Nota: Este libro es una colección de «La hija del traidor» y «Nada más que un matón».
Capítulo 1
Punto de vista de Olivia:
Me desperté con la luz del sol cayendo sobre mis ojos. Me senté, quitándome la manta del cuerpo, y miré el reloj. Mis ojos se abrieron de par en par al ver que llegaba cinco minutos tarde.
—Oh no —suspiré audiblemente con desánimo y empecé a prepararme apresuradamente.
Me cepillé los dientes, me peiné y me hice una trenza rápidamente; más bien a la velocidad del viento.
No me arriesgué a hacerme una cola de caballo. Porque la última vez que lo hice, la zorra del grupo, que pensaba que yo era la persona más fea pero aún así estaba celosa de mí, me cortó un poco de pelo; amaba mi cabello y cuando la vi cortándolo me sentí mal, pero no tenía derecho a discutir ni a objetar, era como una esclava en este grupo; no es que siempre me hubieran tratado así, pero la vida ya no era la misma.
Me puse una camisa gris, unos leggings negros y me apresuré a llegar a la cocina. Bajé rápidamente las escaleras rezando a todos los dioses en mi mente para que me salvaran de enfrentar la ira de alguien.
Pero en cuanto llegué a la cocina, mis ojos se encontraron con esos ojos marrones oscuros—definitivamente mis oraciones no funcionaron.
Allí estaba Lucas, el mayor de los trillizos, con los puños apretados y mirándome con una mirada asesina que inmediatamente me hizo temblar.
Entendí en un instante que ahora iba a enfrentar muchos problemas y palabras desagradables.
Inhalé profundamente y reuní todo mi valor mientras contenía la respiración antes de inclinarme frente a él.

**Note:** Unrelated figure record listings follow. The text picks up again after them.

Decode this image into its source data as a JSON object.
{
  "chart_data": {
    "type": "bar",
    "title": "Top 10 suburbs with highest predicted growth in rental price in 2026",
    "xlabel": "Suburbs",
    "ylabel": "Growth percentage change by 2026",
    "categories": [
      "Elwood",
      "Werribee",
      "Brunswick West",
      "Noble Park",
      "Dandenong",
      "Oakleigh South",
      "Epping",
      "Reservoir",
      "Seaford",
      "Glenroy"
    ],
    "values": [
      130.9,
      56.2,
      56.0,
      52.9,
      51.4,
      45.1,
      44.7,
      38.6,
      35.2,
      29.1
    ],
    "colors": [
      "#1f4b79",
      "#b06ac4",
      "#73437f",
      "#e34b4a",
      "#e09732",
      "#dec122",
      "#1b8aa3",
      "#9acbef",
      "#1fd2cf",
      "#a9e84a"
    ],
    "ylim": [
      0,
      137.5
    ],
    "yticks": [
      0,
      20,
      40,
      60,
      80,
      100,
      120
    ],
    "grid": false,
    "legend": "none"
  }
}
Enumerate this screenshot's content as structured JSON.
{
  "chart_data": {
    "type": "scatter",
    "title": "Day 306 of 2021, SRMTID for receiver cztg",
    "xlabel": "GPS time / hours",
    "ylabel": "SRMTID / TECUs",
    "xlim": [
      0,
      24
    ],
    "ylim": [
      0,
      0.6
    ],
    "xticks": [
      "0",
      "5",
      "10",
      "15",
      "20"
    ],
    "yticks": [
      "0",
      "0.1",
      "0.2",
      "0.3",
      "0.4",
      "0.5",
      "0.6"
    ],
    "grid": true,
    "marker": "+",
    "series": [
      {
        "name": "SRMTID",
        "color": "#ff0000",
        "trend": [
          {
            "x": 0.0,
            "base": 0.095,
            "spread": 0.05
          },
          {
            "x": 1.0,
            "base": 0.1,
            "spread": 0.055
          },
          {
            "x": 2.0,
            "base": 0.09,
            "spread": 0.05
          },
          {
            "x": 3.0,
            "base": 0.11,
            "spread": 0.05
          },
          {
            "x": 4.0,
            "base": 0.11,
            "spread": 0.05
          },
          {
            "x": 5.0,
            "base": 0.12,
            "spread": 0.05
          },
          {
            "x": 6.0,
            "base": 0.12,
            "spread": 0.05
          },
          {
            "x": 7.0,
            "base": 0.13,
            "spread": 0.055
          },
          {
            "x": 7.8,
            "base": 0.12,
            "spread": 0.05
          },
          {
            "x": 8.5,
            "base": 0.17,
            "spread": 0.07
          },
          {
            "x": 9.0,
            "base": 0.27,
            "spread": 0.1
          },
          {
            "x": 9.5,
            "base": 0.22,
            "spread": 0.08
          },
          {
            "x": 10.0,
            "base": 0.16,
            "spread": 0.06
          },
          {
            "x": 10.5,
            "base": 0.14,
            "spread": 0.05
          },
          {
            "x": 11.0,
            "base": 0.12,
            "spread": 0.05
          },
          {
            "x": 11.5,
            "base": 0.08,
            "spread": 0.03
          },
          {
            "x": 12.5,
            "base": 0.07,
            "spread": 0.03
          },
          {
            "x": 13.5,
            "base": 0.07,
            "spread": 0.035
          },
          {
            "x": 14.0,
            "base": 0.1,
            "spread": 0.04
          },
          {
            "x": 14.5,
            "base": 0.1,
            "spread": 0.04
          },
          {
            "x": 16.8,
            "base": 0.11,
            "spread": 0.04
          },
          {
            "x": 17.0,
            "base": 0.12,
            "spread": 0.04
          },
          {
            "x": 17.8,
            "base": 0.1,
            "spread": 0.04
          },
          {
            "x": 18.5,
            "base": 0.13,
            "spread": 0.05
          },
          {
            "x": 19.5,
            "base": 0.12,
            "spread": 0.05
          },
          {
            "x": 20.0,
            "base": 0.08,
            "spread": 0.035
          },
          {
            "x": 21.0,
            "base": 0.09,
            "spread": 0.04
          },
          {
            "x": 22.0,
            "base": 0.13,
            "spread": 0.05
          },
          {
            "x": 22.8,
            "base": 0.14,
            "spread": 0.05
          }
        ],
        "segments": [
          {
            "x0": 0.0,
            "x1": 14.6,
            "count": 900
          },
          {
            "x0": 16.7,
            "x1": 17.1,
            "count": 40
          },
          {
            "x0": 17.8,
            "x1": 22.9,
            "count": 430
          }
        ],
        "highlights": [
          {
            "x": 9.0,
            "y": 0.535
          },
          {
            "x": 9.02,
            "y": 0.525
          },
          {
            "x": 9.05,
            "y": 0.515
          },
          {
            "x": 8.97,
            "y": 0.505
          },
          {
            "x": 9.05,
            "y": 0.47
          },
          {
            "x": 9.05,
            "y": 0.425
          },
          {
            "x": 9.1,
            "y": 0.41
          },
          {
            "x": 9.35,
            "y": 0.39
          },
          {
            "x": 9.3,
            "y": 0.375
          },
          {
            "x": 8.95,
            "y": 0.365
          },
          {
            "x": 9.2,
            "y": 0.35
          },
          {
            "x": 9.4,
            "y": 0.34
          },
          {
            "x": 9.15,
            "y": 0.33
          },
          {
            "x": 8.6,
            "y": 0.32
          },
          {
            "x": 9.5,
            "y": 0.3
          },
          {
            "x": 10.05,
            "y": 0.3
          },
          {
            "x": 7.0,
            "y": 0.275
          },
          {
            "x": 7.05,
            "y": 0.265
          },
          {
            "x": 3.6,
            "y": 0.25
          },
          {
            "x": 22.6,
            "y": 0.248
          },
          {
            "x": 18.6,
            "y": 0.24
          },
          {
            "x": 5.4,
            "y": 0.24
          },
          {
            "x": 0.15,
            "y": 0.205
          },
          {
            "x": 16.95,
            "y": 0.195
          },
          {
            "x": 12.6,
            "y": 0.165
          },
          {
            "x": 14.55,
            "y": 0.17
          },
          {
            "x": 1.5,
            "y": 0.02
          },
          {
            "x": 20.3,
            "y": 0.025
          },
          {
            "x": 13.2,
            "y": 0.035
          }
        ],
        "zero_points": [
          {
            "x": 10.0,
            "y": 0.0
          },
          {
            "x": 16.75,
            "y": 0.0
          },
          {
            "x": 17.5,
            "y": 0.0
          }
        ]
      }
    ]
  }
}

—Lo siento, Alfa, llegué tarde porque... —no me dejó terminar.
—Porque estabas follando con algún hombre hasta tarde, ¿verdad? Eres un pedazo de mierda inútil —golpeó el puño en el mostrador, haciéndome estremecer; el fuerte sonido resonó por toda la habitación durante un buen rato.
La humedad comenzó a acumularse en mis ojos de inmediato.
Aunque los trillizos siempre usaban palabras hirientes, en los últimos dos años, sus palabras habían pasado todos los límites. Seguían cuestionando mi carácter y lanzando palabras tan insultantes hacia mí que me rompían el corazón en pedazos; todo lo que estaban haciendo se volvía insoportable día tras día.
No pude detener las lágrimas que amenazaban con caer de mis ojos.
Lucas se acercó a mí con pasos peligrosos y me agarró la cara bruscamente con sus manos.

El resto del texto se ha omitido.